A brief dip in interest rates in the U.S. led to a notable 9.4% jump in overall mortgage applications last week, with both refinance and purchase applications rising 9%. The average 30-year fixed rate dropped slightly to 6.77%, the lowest in three months, fueling the increase in demand. Refinance activity rallied 56% compared to a year ago, and purchase applications rose 25% year over year, helped by increasing housing inventory and slower home-price growth. This matters because mortgage activity often acts as a leading indicator for the broader housing market and consumer confidence. However, despite the pick-up, actual home sales remain uncertain due to shaky consumer sentiment and high contract cancellation rates. Mortgage rates have edged up again post-July 4th, though they remain near recent lows.

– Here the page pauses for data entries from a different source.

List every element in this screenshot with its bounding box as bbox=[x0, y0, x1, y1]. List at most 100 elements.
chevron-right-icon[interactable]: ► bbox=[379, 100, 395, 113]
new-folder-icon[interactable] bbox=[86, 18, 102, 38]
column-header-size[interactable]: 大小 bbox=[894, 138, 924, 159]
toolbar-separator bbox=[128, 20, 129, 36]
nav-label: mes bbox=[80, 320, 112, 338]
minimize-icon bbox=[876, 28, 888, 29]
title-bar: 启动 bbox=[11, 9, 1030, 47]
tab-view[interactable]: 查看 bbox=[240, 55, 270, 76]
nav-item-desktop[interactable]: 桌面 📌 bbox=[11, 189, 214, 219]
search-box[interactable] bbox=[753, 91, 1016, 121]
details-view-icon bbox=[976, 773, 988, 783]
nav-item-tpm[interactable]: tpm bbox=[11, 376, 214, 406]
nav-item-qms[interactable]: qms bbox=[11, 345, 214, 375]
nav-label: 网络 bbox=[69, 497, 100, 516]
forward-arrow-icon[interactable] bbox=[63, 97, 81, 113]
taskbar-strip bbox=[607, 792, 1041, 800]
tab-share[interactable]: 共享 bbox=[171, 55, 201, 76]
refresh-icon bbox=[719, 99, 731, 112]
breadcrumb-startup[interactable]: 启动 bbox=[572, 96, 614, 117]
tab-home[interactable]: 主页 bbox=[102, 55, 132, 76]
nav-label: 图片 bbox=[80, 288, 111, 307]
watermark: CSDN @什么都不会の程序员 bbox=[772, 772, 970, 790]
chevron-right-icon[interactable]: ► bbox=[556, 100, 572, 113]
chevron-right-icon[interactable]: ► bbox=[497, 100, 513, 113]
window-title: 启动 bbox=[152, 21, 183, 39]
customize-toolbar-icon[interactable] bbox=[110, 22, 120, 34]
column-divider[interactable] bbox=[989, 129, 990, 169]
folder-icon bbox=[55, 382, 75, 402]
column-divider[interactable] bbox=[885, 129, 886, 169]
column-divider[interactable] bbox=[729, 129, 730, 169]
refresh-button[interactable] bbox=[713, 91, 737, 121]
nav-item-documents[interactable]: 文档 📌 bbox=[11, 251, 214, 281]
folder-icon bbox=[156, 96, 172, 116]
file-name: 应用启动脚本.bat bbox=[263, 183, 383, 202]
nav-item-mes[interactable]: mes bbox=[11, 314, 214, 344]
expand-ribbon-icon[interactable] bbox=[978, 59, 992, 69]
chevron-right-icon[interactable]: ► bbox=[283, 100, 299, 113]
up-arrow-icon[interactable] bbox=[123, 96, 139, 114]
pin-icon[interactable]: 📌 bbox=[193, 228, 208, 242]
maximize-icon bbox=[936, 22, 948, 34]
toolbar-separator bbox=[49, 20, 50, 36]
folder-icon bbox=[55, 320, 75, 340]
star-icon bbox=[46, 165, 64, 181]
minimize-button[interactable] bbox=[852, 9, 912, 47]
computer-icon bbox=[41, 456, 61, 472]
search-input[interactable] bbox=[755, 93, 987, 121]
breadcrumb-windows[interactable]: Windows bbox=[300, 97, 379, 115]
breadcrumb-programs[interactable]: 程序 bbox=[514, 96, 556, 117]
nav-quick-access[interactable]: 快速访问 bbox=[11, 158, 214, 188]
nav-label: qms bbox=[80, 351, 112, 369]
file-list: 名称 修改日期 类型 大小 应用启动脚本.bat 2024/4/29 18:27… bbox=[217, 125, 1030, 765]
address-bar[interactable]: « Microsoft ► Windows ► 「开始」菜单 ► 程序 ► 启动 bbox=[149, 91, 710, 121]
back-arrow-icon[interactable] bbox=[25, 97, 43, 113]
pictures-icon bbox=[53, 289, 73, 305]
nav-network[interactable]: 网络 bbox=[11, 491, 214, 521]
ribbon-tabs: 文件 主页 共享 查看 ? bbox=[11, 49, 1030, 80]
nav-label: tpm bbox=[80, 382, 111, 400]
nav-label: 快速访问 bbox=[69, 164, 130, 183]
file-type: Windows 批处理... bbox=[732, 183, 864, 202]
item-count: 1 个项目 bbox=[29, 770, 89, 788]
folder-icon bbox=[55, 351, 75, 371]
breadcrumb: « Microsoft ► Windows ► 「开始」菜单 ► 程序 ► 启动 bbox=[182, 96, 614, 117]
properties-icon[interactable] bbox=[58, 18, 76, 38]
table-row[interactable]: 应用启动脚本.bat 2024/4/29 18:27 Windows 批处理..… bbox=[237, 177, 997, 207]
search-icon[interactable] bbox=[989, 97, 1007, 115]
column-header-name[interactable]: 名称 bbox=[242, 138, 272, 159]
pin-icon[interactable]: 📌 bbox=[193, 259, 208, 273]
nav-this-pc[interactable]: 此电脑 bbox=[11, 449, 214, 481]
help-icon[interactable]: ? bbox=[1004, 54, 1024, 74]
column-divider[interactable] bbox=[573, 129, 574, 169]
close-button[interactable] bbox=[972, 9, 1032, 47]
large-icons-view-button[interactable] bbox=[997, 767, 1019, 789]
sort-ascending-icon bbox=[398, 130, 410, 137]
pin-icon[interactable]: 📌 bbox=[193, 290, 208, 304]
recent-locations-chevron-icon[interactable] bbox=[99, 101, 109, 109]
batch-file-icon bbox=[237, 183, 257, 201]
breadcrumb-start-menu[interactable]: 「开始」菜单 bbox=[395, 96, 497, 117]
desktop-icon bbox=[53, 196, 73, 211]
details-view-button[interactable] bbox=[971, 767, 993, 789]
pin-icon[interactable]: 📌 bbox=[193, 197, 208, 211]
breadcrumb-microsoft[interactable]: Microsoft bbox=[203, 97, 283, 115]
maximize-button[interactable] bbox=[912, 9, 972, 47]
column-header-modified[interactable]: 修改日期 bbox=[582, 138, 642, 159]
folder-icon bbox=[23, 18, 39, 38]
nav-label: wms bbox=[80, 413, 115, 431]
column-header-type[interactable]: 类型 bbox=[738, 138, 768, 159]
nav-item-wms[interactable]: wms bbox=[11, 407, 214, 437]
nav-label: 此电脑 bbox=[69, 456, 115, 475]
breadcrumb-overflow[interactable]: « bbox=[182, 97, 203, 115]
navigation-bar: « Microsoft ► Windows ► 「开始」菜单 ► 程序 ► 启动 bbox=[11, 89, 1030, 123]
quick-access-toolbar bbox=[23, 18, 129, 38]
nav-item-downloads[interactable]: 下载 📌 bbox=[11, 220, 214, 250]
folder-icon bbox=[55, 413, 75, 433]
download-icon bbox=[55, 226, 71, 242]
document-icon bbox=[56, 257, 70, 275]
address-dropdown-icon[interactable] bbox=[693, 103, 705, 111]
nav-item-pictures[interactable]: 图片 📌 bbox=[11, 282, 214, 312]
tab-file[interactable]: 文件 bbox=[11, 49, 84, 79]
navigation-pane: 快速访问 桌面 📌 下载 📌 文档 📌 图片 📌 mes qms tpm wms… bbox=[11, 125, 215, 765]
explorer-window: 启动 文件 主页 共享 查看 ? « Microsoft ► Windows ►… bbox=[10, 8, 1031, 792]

Party outside the USA. According to the latest StatsCan data, Canadians are continuing to skip the drive south, taking the fewest number of trips to the U.S. in the first half of the year since 2017, excluding the pandemic years. Canadians returned from 8 million trips, well below the 11 million recorded over the same period last year. In June alone, return trips by car dropped 33 percent compared to a year ago. It marked the sixth straight monthly decline and points to a broader shift away from U.S. travel. It is not just one-sided either. U.S. car trips into Canada also declined for the fifth consecutive month, as a weaker Canadian dollar and rising trade tensions weigh on cross-border enthusiasm. Still, rising domestic tourism and international visitors are expected to pick up the slack. For now, it seems the party continues to stay local.
AI does what now?? For the first time ever, an AI-trained robot has performed a realistic surgery WITHOUT human support. At John Hopkins University, a robot recently successfully executed a gall bladder removal on a pig, after being trained on videos of human surgeons. According to researchers, the robot’s performance was comparable to that of an ‘expert surgeon’, as it had a 100% success rate in all eight surgeries it conducted. Even more impressive was the robot’s ability to adapt to unpredictable events and respond to voice commands from the human team. Humans still have the advantage of speed for now however, as the robot took an average of 5 min 17 seconds to complete a task, compared to 4 minutes for a human surgeon. The experiment only scratches the surface of autonomous surgery, where robots could be used in regular hospital procedures to improve quality healthcare access, reduce costs, and limit waiting times.